Rudolph Giuliani, who runs ahead or at least even in most polls of Republicans, is way off to the left of the party's base. He supports abortion rights and some gay rights measures, and has backed lots of gun-control measures. After his second marriage collapsed, he moved in with a gay couple. Giuliani simply flunks the litmus tests of the cultural conservatives who have had an effective veto on the Republican nomination since 1980.
John McCain, running even or a bit ahead in Republican polls, doesn't flunk most of these litmus tests. But he has been a party maverick, on campaign finance regulation, some tax cuts, climate change and judges. He took some tough shots at conservative religious leaders in 2000, though he's made up for them since.
He's against abortion, but he's never emphasized the issue, and he voted against banning same-sex marriage.
Hillary Rodham Clinton, despite big leads in polls of Democrats, is also in tension with her party's base. She voted for the Iraq war resolution in 2002 and has not, like many other Democrats, apologized for doing so. She has been attacked sharply for her stands on left-wing Websites like Daily Kos. She sometimes sharply criticizes the Bush administration, but avoids the tone of shrill hatred that dominated the party's 2004 campaign and surfaced again in the defeat of Connecticut's Joe Lieberman.
This tension with the party base is surely a liability for Giuliani, McCain and Clinton. But they each, to varying degrees, have an asset that few presidential candidates have ever had: We know how they handle crises or adversity. Going into the 2000 presidential race, few voters felt sure they knew how George W. Bush or Al Gore would respond to crisis. We could only look for clues and make guesses.
But we don't have to ask how Giuliani would respond.
We know the answer. We saw him on Sept. 11, and during the days and weeks after. That's why Giuliani is getting support from many who don't agree with him on cultural issues. They're confident he'll be a strong and effective leader. About John McCain, we know that he endured seven years as a prisoner of war, went through torture and refused several offers of freedom. We know that he overcame his bitterness over his defeat in 2000 and offered staunch support to the man who beat him. We know he has a temper, but also a gift for self-deprecating humor.
As for Hillary Rodham Clinton, we saw her endure humiliations -- the collapse of her health care plan, the revelations of her husband's infidelities -- that would make most of us want to crawl in a hole. Yet she persevered, concentrating on her work and winning office in the most raucous political environment in America. You may not like her, but you can't deny that she's shown perseverance and grace under pressure -- a good quality for any president.

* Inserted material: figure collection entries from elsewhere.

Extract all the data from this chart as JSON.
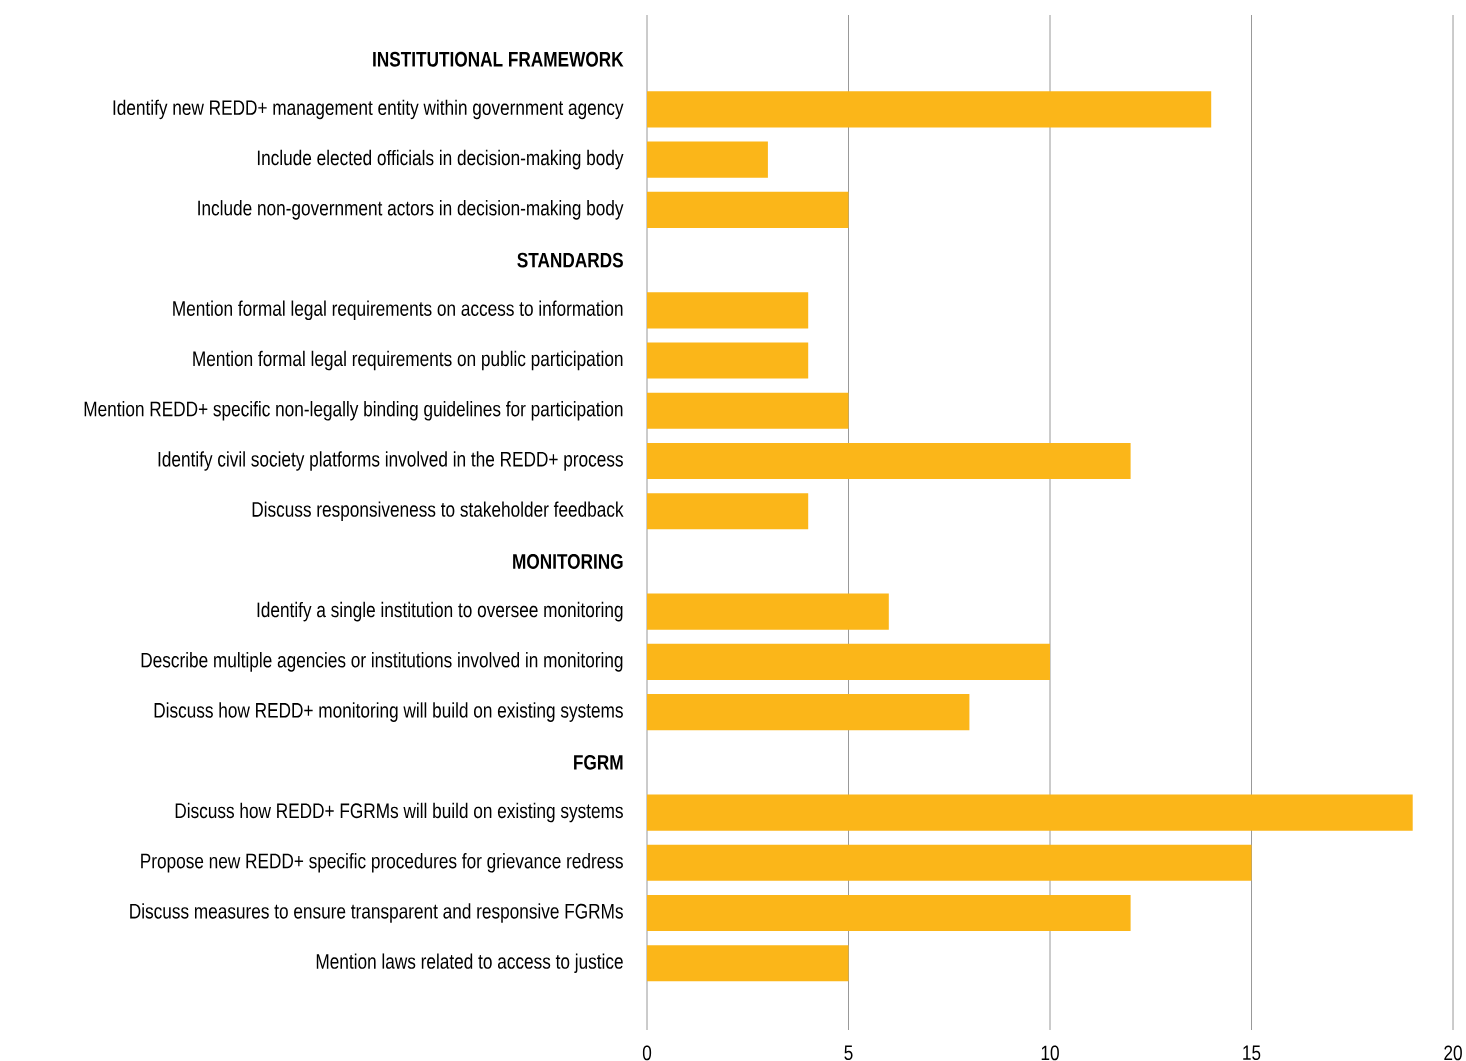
{
  "chart_data": {
    "type": "bar",
    "orientation": "horizontal",
    "categories": [
      "INSTITUTIONAL FRAMEWORK",
      "Identify new REDD+ management entity within government agency",
      "Include elected officials in decision-making body",
      "Include non-government actors in decision-making body",
      "STANDARDS",
      "Mention formal legal requirements on access to information",
      "Mention formal legal requirements on public participation",
      "Mention REDD+ specific non-legally binding guidelines for participation",
      "Identify civil society platforms involved in the REDD+ process",
      "Discuss responsiveness to stakeholder feedback",
      "MONITORING",
      "Identify a single institution to oversee monitoring",
      "Describe multiple agencies or institutions involved in monitoring",
      "Discuss how REDD+ monitoring will build on existing systems",
      "FGRM",
      "Discuss how REDD+ FGRMs will build on existing systems",
      "Propose new REDD+ specific procedures for grievance redress",
      "Discuss measures to ensure transparent and responsive FGRMs",
      "Mention laws related to access to justice"
    ],
    "values": [
      null,
      14,
      3,
      5,
      null,
      4,
      4,
      5,
      12,
      4,
      null,
      6,
      10,
      8,
      null,
      19,
      15,
      12,
      5
    ],
    "color": "#fbb619",
    "xlim": [
      0,
      20
    ],
    "xticks": [
      0,
      5,
      10,
      15,
      20
    ],
    "grid": "x"
  }
}
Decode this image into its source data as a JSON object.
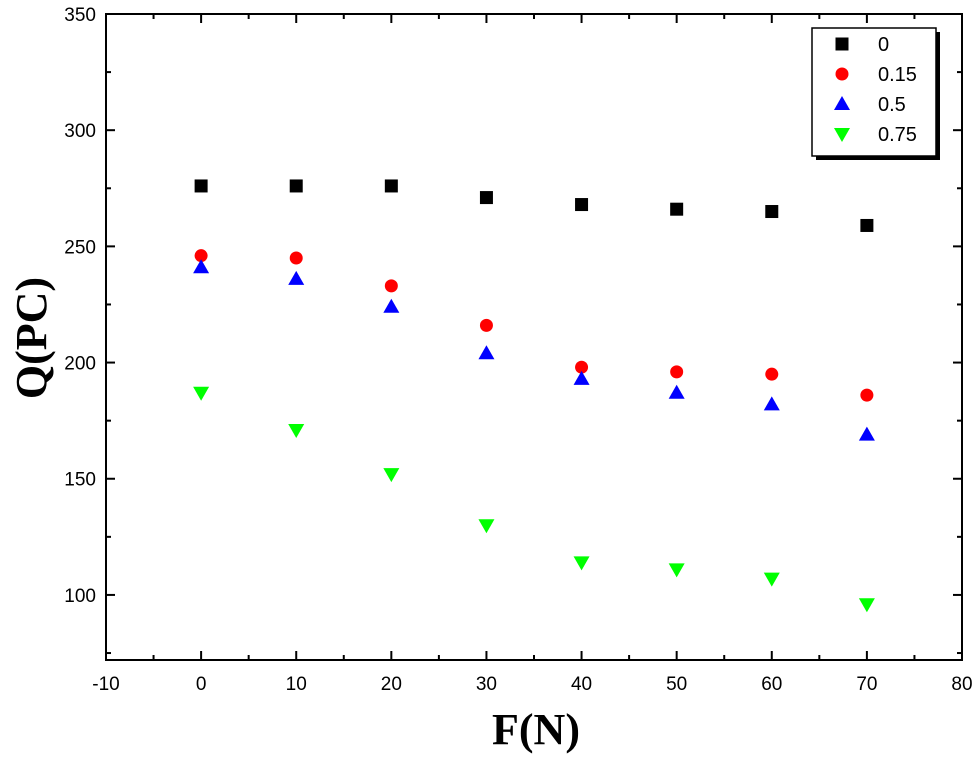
{
  "chart_data": {
    "type": "scatter",
    "title": "",
    "xlabel": "F(N)",
    "ylabel": "Q(PC)",
    "xlim": [
      -10,
      80
    ],
    "ylim": [
      72,
      350
    ],
    "xticks": [
      -10,
      0,
      10,
      20,
      30,
      40,
      50,
      60,
      70,
      80
    ],
    "yticks": [
      100,
      150,
      200,
      250,
      300,
      350
    ],
    "grid": false,
    "legend_position": "top-right",
    "x": [
      0,
      10,
      20,
      30,
      40,
      50,
      60,
      70
    ],
    "series": [
      {
        "name": "0",
        "marker": "square",
        "color": "#000000",
        "values": [
          276,
          276,
          276,
          271,
          268,
          266,
          265,
          259
        ]
      },
      {
        "name": "0.15",
        "marker": "circle",
        "color": "#ff0000",
        "values": [
          246,
          245,
          233,
          216,
          198,
          196,
          195,
          186
        ]
      },
      {
        "name": "0.5",
        "marker": "triangle-up",
        "color": "#0000ff",
        "values": [
          241,
          236,
          224,
          204,
          193,
          187,
          182,
          169
        ]
      },
      {
        "name": "0.75",
        "marker": "triangle-down",
        "color": "#00ff00",
        "values": [
          187,
          171,
          152,
          130,
          114,
          111,
          107,
          96
        ]
      }
    ]
  }
}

As it happens, the two major party nominees in 1928 had similar political assets. Americans then knew how Herbert Hoover administered war relief in Europe and Russia and responded to the disastrous Mississippi River flood in 1927.
Many Americans had also observed close-up his opponent, Al Smith, who was the governor of the largest and most visible state for eight years before the election. Both were in tension with their parties' bases: Hoover was a big government man; Smith, as a Catholic, was anathema to many ancestral Southern Democrats. The 1928 election shook up the political map. Hoover carried most border and Southern states, Smith heavily Catholic Massachusetts and Rhode Island.
The 2008 frontrunners aren't sure to be nominated. But a contest between two of them could shake up the political alignments that have been solidly in place for 10 years.